La règle selon laquelle les autorités judiciaires française, telles qu'elles sont définies par la loi française, seules- compétentes pour accomplir en France, dans les formes prescrites par cette loi, les actes qui peuvent être demandés par une autorité étrangère au titre de l'entraide judiciaire en matière pénale découle du principe de la souveraineté nationale.
Aucune disposition de la Convention franco-allemande additionnelle à la Convention européenne d'entraide judiciaire en matière pénale n'ouvre la possibilité de porter atteinte au droit d'asile, tel qu'il est proclamé par le Préambule de la Constitution de 1946, réaffirmé par celui de la Constitution du 4 octobre 1958.
- 7. DROIT INTERNATIONAL ET DROIT DE L'UNION EUROPÉENNE
- 7.3. TRAITÉS ET ACCORDS INTERNATIONAUX EN VIGUEUR
- 7.3.3. Compétence du Conseil constitutionnel
7.3.3.1. Incompétence de principe du Conseil constitutionnel pour contrôler la conventionalité des lois
Il n'appartient pas au Conseil constitutionnel, saisi en application de l'article 61 de la Constitution, d'examiner la conformité d'une loi aux stipulations d'un traité ou d'un accord international.

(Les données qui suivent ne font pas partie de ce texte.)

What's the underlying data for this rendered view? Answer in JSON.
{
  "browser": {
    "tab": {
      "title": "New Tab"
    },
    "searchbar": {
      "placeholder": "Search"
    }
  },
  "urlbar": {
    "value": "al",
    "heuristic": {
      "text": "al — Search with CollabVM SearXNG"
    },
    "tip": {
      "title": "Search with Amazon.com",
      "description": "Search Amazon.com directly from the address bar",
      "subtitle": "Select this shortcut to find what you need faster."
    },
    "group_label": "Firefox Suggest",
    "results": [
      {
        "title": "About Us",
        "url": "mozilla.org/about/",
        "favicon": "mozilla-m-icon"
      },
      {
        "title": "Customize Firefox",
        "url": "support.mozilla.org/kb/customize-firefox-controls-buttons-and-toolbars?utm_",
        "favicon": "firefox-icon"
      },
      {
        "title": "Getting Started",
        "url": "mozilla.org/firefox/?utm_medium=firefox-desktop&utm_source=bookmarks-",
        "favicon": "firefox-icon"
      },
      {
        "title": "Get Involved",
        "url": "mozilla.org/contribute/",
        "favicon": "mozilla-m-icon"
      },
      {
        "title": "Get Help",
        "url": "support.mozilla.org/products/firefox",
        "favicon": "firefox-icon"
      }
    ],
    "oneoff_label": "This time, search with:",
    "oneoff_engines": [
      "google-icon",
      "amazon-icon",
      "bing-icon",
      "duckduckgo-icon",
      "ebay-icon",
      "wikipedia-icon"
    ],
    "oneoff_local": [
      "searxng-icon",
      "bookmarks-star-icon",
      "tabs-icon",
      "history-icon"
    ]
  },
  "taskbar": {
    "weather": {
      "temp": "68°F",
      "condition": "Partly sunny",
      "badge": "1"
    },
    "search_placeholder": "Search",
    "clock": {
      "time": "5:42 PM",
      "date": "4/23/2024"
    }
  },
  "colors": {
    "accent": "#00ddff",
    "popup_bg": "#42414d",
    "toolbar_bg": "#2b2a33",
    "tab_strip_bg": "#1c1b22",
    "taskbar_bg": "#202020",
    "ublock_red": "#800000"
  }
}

Il n'appartient pas au Conseil constitutionnel, saisi en application de l'article 61 de la Constitution d'une loi autorisant la ratification d'un traité d'apprécier la conformité de ce traité à d'autres traités ou engagements internationaux.
- 11. CONSEIL CONSTITUTIONNEL ET CONTENTIEUX DES NORMES
- 11.3. CHAMP D'APPLICATION DU CONTRÔLE DE CONFORMITÉ À LA CONSTITUTION
- 11.3.2. Étendue de la compétence du Conseil constitutionnel
- 11.3.2.1. Lois adoptées par le Parlement
11.3.2.1.2. Lois autorisant la ratification d'un traité
Saisi sur le fondement du deuxième alinéa de l'article 61 de la Constitution d'une loi autorisant la ratification d'un traité, le Conseil constitutionnel examine la conformité à la Constitution tant du texte de la loi que du traité dont la ratification est autorisée.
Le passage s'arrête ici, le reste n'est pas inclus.